Oh, say, can you see,
by the dawn's early light,
What so proudly we hail'd at the twilight's last gleaming?
Our minds imagine
Charleston, South Carolina, on April 12, 1861. There a people begin the fight
for freedom, freedom promised by what this flag is supposed to represent. A
fight unwanted by those in Charleston, but one precipitated by the treachery of
the President of the United States in sending reinforcements to Fort Sumter. We
see this flag flying over Fort Sumter which was, by all rights, the property of
the Confederate States of America.
Whose broad stripes
and bright stars, thro' the perilous fight,
O'er the ramparts we watch'd, were so gallantly streaming?
We see them streaming
at Manassas where they flew above those who invaded our Confederate States of
America, our country. The fight was indeed perilous for this flag and it was
rightfully sent packing back to Washington.
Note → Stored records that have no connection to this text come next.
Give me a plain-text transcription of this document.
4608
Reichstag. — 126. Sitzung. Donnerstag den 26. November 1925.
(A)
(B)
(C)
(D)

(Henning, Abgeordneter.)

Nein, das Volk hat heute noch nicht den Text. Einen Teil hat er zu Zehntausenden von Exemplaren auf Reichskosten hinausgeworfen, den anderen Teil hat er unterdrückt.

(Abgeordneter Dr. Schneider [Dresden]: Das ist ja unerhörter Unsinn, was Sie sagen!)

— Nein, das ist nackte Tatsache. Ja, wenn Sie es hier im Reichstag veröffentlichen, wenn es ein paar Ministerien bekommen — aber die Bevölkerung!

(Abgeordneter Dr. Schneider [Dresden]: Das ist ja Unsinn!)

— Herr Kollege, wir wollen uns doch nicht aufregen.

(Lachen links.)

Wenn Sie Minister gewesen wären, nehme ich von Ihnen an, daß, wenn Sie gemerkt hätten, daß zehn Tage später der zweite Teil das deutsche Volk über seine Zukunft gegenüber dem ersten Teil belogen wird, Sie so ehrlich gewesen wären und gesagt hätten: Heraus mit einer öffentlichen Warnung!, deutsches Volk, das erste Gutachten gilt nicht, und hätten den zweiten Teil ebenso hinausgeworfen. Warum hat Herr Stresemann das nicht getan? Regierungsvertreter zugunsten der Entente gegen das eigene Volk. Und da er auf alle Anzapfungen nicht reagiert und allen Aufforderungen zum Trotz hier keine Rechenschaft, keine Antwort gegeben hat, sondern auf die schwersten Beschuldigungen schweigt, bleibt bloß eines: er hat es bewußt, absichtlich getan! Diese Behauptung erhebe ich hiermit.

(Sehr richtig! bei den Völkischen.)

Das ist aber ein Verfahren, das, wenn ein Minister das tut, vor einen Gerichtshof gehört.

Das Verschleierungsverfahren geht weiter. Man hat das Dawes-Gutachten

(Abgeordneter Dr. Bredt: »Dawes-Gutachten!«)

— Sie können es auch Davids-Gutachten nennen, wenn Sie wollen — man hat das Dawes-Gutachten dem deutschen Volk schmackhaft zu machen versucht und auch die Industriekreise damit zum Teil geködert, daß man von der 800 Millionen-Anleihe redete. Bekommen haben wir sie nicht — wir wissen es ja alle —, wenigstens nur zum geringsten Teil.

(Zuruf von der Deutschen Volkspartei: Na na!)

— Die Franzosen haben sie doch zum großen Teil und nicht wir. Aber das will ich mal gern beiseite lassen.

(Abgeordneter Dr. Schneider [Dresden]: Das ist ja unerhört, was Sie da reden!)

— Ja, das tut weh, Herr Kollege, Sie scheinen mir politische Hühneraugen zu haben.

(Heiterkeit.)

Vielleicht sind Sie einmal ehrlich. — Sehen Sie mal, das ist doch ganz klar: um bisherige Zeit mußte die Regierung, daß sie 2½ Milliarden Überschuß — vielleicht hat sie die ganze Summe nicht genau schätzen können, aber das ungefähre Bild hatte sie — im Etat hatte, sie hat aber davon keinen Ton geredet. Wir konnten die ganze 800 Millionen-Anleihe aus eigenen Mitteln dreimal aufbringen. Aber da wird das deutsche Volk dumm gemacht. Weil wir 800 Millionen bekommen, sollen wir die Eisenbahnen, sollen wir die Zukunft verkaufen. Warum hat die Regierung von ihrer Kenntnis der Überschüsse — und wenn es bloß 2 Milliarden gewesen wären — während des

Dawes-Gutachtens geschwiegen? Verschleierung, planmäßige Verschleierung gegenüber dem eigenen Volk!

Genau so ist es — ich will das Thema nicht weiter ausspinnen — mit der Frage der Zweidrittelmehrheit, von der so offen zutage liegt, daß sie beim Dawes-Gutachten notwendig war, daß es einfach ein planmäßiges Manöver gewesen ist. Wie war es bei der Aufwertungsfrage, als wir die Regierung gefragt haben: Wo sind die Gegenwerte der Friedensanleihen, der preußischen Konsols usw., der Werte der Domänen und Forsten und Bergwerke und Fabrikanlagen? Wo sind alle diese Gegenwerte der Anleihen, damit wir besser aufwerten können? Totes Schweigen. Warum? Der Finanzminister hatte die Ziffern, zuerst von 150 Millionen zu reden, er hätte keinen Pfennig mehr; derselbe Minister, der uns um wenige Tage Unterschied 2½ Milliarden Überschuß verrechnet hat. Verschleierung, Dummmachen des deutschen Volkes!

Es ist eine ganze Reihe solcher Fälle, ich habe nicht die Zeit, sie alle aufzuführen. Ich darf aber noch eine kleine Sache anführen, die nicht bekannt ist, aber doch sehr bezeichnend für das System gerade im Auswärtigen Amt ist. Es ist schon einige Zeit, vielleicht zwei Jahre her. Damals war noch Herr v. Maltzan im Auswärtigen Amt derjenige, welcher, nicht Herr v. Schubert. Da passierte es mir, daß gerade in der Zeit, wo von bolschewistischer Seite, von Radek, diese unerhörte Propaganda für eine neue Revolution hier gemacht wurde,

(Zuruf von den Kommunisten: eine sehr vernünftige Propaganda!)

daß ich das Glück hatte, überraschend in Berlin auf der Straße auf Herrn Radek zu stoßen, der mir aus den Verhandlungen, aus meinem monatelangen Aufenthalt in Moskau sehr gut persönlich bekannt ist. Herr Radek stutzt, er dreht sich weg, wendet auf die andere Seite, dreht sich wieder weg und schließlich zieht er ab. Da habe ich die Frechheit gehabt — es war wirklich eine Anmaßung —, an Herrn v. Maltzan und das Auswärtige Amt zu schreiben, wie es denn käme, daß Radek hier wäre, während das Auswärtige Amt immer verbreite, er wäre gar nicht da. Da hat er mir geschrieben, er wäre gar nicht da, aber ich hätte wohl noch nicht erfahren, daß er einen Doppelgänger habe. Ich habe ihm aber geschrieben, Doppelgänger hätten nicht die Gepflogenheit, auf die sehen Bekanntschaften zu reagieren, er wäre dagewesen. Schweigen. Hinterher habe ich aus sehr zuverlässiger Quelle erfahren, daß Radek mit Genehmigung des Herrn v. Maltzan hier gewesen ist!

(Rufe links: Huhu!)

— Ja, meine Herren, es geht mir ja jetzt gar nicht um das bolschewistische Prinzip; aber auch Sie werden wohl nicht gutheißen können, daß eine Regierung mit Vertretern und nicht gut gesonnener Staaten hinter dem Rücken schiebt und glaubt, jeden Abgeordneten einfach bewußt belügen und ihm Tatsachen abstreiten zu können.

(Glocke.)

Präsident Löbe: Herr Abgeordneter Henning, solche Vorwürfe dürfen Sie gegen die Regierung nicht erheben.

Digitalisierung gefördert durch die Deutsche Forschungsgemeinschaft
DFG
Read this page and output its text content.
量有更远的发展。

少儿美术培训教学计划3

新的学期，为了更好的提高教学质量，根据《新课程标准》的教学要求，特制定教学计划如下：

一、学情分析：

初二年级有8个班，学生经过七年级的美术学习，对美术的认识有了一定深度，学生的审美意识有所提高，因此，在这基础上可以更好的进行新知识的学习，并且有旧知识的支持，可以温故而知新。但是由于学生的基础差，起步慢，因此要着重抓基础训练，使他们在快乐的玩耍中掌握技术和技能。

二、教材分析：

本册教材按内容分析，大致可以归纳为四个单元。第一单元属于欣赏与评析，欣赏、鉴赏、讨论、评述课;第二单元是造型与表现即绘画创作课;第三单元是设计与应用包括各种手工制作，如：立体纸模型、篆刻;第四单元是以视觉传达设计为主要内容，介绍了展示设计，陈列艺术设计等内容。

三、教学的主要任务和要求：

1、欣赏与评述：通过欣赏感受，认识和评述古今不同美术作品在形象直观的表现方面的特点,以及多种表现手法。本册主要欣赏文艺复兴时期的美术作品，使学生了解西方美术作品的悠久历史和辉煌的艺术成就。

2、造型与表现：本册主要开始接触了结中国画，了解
We see it in retreat in the
Shenandoah Valley where General Stonewall Jackson out maneuvered, out smarted
and out fought the yankees under this banner.
And the rockets' red
glare, the bombs bursting in air,
Gave proof thro' the night that our flag was still there.
The flag was there at
Fredericksburg and Chancellorsville and Chickamauga. It came with troops to our
country at Shiloh. It starved our people at Vicksburg. It was carried by
Sherman as he burned homes and fields to starve the women and children of our
country who were trying to survive a terrible war.
O say, does that star-spangled
banner yet wave
O'er the land of the free and the home of the brave?
Yes, it waves. It
waves over a land where our flags are increasingly forbidden to be shown in
public; where children are expelled from school for wearing a Confederate flag;
where universities forbid the presence of the Confederate flag; where streets
named for our Southern heroes have those names changed for political
correctness; where our ancestors are reviled. We wonder what they fear. Arms
were laid down over 130 years ago and yet, they continue an effort to destroy
every vestige of our country. We Confederates stand, but we do so with sadness.